Die Wartezeiten sind im internationalen Vergleich sehr gering. Wir haben eine in der Auslastung schon maximal angespannte Situation bei den Ärzten sowie eine nachrückende Generation, die sagt, für mich ist Vereinbarkeit von Beruf und Familie auch ein hehres Ziel. Deshalb bezweifle ich, dass wir allein trotz ausreichender Finanzierung für jeden zu jeder Zeit überall einen Termin in jeder Fachrichtung ermöglichen können.
-Den „Zuckerbrotteil“ seines Gesetzes sieht Spahn in den „extrabudgetären Vergütungen“ für Ärzte.
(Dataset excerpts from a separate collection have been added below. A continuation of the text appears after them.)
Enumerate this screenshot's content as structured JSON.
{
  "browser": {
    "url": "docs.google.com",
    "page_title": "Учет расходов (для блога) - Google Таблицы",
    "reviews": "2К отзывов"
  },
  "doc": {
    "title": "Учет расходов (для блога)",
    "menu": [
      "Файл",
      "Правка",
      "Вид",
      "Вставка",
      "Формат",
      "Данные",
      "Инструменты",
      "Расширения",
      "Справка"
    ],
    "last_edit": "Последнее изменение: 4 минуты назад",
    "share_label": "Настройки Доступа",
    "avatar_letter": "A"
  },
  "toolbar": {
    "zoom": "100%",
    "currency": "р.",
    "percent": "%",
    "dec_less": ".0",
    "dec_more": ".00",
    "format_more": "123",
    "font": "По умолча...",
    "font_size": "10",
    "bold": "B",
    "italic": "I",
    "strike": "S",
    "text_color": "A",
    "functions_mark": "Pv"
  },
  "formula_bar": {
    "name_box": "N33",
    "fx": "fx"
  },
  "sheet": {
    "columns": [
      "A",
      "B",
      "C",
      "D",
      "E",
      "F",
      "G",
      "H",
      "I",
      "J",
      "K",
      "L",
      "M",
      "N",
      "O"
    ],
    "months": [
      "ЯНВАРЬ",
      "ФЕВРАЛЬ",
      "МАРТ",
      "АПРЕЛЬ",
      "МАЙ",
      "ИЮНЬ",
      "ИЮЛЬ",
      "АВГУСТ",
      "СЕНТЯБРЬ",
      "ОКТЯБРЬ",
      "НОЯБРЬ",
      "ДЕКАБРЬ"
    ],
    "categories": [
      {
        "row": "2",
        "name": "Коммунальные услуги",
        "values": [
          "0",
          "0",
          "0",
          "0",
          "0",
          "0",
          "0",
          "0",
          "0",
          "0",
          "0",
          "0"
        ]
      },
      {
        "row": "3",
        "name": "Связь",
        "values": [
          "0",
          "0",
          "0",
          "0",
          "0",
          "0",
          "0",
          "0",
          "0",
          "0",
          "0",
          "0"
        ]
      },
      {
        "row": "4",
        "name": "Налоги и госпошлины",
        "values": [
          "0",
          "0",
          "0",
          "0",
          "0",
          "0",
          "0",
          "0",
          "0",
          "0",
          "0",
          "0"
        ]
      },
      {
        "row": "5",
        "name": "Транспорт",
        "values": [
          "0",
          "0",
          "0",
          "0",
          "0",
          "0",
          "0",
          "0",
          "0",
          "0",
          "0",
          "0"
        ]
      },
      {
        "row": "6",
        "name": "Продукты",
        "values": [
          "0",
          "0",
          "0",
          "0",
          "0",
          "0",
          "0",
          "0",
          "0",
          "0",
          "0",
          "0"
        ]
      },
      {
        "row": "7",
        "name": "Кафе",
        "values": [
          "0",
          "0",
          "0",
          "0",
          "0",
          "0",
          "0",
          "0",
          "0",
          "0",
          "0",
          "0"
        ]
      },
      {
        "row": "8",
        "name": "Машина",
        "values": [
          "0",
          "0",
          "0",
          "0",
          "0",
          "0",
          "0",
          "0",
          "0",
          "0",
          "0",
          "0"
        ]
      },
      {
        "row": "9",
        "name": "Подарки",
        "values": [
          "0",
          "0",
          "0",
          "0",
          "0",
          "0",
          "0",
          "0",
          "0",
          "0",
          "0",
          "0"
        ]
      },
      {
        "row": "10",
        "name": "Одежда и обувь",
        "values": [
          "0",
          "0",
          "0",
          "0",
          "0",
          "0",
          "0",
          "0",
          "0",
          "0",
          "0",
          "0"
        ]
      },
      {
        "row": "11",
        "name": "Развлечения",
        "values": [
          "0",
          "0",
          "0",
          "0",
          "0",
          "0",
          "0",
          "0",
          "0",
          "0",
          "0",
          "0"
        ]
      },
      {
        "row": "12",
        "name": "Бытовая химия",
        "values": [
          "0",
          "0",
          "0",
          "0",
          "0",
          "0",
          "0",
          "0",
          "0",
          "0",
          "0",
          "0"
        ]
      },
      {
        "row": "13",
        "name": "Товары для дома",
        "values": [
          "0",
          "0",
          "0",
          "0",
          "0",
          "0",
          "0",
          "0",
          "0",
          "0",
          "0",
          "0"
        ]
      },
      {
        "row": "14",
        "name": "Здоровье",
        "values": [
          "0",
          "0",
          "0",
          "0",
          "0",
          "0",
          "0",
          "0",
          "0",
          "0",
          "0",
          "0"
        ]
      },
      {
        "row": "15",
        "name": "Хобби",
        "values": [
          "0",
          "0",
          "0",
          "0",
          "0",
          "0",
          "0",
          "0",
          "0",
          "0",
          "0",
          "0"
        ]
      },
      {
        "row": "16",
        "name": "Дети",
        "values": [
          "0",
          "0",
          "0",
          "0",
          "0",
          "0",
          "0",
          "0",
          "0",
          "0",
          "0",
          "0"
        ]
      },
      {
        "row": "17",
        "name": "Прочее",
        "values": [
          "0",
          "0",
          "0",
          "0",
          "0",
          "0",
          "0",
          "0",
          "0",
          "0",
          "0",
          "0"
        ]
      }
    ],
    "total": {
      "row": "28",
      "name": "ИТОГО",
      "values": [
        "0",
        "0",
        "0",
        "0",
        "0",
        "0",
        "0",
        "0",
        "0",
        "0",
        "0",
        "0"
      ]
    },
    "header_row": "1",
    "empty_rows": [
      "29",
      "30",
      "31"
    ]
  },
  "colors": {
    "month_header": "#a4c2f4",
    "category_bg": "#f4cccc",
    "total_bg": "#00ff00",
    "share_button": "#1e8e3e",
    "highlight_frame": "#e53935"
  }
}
Was ist das überhaupt?
Das „Zuckerbrot“ ist die Mehrvergütung und da wird es schwierig. Das ärztliche Honorar ist bei niedergelassenen Ärzten gedeckelt. Das heißt, egal wie viel Leistung sie als Arzt erbringen, sie kriegen irgendwann nicht mehr Geld. Jetzt sagt Herr Spahn, die Leistungen, die ich mehr von euch erwarte, die bekommt ihr außerhalb des Budgets bezahlt. Das hieße, wenn ich mir jetzt einen neuen Patienten anschaue, würde der komplett bezahlt, was an sich gut ist. Jetzt kommt es darauf an, dass Herr Spahn das im Gesetz auch klar formuliert, damit die Krankenkassen auch das Geld dafür bezahlen müssen. Denn die Krankenkassen werden alles tun, um sich vor der Zahlung zu drücken.
-In unterversorgten Gebieten sollen die Kassenärztlichen Vereinigungen eigene Praxen eröffnen, sogenannte Eigeneinrichtungen. Kann man so die Versorgungslage in ländlichen Gebieten verbessern?
Natürlich macht es Sinn, dass man den Kassenärztlichen Vereinigungen die Möglichkeit einräumt, wenn es irgendwo nicht anders darzustellen ist, das mit einer Eigeneinrichtung versorgungstechnisch zu regeln. Das setzt aber voraus, dass ich für die Eigeneinrichtung auch angestellte Ärzte bekomme. Und wenn ich in gewissen Regionen keine Ärzte finde, dann geht auch so eine Eigeneinrichtung ins Leere. Eine gesetzliche Verpflichtung macht hier wenig Sinn. Das ist ähnlich wirkungsvoll, als ob Sie in einem Gesetz 300 Sonnentage vorschreiben.